Piast Gliwice - Zatrzymać liderów

PAP
PAP

Piast Gliwice może zdobyć mistrzostwo, potem walczyć o Ligę Mistrzów. Tyle że musi utrzymać piłkarzy, którzy jesienią w Ekstraklasie dokonywali cudów.

To jest priorytet władz śląskiego klubu na rozpoczynające się niedługo okno transferowe. Piast nie może stracić zimą na jakości. Prezes Adam Sarkowicz w oficjalnym serwisie internetowym klubu powiedział: - Chcemy utrzymać w zimie obecny stan posiadania i wzmocnić się na 2-3 pozycjach. Jeżeli jednak otrzymamy dobrą propozycję transferową, to na pewno się nad nią zastanowimy. Musimy mieć jednak zapewnienie, że w to miejsce mamy przygotowanego zawodnika o takich samych parametrach.

Zainteresowanie najlepszymi piłkarzami z Gliwic oczywiście będzie. Hebert to dzisiaj jeden z najlepszych obrońców ligi, Patrik Mraz nie ma sobie równych na pozycji lewego obrońcy. 21-letni Radosław Murawski dostał od trenera Radoslava Latala kapitańską opaskę, jest młody, jest filarem lidera. Gole strzela Martin Nespor. A najlepszy zawodnik Piasta, czyli Kamil Vacek niedawno zagrał w reprezentacji Czech. To, że ci piłkarze mogą spodziewać się ofert, jest w zasadzie pewne.

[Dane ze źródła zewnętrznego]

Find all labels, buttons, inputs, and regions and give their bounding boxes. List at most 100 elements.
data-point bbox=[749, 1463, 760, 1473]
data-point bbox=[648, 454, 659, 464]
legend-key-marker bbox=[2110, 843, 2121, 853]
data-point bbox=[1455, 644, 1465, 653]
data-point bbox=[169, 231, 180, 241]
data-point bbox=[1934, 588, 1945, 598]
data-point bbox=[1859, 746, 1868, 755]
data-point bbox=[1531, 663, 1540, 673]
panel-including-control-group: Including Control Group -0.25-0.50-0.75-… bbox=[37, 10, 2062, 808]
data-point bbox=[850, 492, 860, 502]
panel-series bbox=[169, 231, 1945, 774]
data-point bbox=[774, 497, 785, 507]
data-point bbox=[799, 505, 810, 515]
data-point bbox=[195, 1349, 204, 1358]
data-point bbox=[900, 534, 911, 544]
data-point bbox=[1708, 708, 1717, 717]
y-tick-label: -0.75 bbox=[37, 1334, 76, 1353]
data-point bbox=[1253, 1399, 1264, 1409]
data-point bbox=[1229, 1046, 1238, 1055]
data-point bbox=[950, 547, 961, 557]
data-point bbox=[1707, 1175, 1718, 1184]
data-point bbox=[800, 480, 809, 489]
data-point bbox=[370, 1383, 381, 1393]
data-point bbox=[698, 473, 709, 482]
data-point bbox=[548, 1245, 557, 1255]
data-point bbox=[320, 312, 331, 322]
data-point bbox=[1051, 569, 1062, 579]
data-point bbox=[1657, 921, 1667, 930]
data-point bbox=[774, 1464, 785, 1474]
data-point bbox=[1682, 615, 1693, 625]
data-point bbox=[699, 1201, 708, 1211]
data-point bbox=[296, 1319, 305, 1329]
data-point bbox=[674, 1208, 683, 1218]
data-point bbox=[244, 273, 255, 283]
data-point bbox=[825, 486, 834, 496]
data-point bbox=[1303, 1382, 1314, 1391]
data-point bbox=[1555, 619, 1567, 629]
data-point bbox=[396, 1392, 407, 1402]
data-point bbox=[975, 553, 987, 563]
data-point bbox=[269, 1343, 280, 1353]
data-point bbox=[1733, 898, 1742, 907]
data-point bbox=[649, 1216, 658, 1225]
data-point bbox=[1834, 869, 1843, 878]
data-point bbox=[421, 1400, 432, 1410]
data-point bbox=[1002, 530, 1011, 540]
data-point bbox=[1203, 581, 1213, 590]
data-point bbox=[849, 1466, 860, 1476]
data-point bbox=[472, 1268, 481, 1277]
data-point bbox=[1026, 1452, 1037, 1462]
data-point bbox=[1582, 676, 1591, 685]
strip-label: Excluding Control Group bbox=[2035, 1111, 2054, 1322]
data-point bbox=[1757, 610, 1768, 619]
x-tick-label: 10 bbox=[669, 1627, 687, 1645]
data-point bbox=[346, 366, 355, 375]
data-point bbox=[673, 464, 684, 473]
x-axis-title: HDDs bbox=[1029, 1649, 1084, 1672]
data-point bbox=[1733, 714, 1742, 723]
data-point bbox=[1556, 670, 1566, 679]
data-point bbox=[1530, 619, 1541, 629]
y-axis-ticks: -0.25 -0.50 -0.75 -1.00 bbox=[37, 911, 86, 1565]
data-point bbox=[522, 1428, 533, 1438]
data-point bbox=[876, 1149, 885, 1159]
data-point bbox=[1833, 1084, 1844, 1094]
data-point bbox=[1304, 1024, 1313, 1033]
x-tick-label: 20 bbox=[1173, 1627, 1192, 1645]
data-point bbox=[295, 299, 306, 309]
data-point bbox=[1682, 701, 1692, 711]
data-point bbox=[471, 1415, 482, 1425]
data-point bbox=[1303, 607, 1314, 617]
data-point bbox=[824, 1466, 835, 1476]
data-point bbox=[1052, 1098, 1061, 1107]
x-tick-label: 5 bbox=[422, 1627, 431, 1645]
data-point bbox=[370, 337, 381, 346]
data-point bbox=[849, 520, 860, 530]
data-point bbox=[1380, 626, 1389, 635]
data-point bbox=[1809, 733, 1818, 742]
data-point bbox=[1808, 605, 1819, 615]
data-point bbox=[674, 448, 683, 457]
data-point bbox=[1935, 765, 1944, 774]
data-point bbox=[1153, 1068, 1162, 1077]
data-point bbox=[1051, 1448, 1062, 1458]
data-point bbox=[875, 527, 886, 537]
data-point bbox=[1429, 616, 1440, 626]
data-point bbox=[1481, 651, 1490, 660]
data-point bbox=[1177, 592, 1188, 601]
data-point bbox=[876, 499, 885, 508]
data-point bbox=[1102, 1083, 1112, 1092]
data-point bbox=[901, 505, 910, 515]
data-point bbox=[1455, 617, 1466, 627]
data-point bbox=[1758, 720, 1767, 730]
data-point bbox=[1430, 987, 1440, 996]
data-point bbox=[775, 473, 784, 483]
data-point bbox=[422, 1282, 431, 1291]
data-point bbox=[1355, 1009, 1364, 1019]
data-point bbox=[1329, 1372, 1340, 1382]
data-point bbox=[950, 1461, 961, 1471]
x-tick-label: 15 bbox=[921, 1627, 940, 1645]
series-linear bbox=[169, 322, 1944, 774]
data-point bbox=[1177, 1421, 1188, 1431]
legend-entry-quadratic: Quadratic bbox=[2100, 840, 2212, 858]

Piast jednak wykonał ostatnio kilka bardzo mądrych ruchów. Przedłużył umowy między innymi z Sasą Zivecem, Kornelem Osyrą i przede wszystkim z Hebertem, na czym najbardziej zależało Latalowi. Za małe pieniądze więc ich nie straci. W ogóle większość drużyny ma umowy ważne co najmniej do lata 2017 roku. Z czołowych zawodników jeszcze tylko Jakubowi Szmatule i Mateuszowi Makowi po sezonie kończą się kontrakty. Choć w przypadku sprowadzonego z Bełchatowa skrzydłowego, umowa może być przedłużona o kolejny rok. 24-latek walczy o pozostanie w drużynie. Kiedy przychodził, kończył jeszcze leczenie po długiej przerwie spowodowanej kontuzją kolana, w lidze na boisku po raz pierwszy pojawił się w 10. kolejce. Ostatnio jest już piłkarzem pierwszego składu, strzela gole, asystuje. Mocno pracuje na dalszy angaż.

Czeskie gwiazdy, czyli Kamil Vacek i Martin Nespor tylko do końca sezonu są wypożyczeni ze Sparty Praga. Klub ma prawo ich pierwokupu, za lidera środka pola trzeba zapłacić, co wiadomo nieoficjalnie, milion złotych. 28-latek gra tak dobrze, że już z jego menadżerem, o czym informuje "Piłka Nożna", kontaktowały się Lech i Legia. Wcześniej były informacje, że Czecha chciałaby ściągnąć Lechia Gdańsk. Niewykluczone też, że Vacek będzie chciał jeszcze wyjechać za granicę. Piast mógłby wykupić go już teraz i sprzedać go ze sporym zyskiem. Ponoć Sparta sporo sobie życzy również za Nespora.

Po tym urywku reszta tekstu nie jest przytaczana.